There’s the material that you’re using that has to be approved. If everyone started doing … Can you imagine if you had a building, somebody puts black glass, somebody puts white glass, somebody puts purple glass. It would not be uniform for starters, and so you could actually be fined by the association as well. Whatever you do when it comes to making any changes to your lanai, absolutely get the approval from the association.

Steve Pomeranz: Absolutely, all right, let’s move on. We only have a minute left. So there’s a thing called a kick-out clause, right of first refusal. I know what that is, I don’t really know what a kick-out clause is, are they the same?

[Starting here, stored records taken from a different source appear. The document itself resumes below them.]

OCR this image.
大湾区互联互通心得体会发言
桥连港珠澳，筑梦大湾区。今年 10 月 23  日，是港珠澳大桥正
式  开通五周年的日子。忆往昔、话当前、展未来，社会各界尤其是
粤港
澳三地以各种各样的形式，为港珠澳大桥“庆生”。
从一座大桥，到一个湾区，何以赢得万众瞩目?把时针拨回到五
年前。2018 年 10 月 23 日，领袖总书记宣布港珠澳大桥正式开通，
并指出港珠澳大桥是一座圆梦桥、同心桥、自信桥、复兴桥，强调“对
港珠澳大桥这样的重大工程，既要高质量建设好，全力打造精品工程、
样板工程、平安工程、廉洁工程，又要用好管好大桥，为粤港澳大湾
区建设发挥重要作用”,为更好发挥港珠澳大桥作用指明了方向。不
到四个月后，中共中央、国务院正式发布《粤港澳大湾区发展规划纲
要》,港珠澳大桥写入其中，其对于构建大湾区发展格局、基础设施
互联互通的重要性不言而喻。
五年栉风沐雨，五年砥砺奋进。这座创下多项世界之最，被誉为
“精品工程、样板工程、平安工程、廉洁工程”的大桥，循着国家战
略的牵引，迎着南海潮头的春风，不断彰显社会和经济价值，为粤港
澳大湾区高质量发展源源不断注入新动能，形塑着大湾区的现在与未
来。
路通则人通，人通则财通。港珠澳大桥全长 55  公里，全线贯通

Terry Story: No, they’re not the same, a kick-out clause is used, Steve, when, for example, you’re buying a house and you have it contingent on the sale of your home.

Steve Pomeranz: Yeah.

Terry Story: The seller will say, “Okay, I’ll give you a kick-out clause,” meaning if I get another buyer, you have the right to remove that contingency and I’ll continue with you. I have the right to accept this backup offer, so that’s the kick out clause, which is different than first right of refusal.

Steve Pomeranz: Yeah, first right of refusal means that I can say no or yes. I’m going to take the house or I’m not, but you have to come to me first in order …

Terry Story: Right, right, and you see that with leases. A tenant leasing the property and they want the first right of refusal to purchase the house before you consider a third … That’s more appropriate for that.

Steve Pomeranz: Okay, my guest as always is Terry Story. Terry’s a 29-year veteran with Keller Williams located in Boca Raton, and she can be found at terrystory.com. Thanks, Terry.

Terry Story: Thanks for having me, Steve.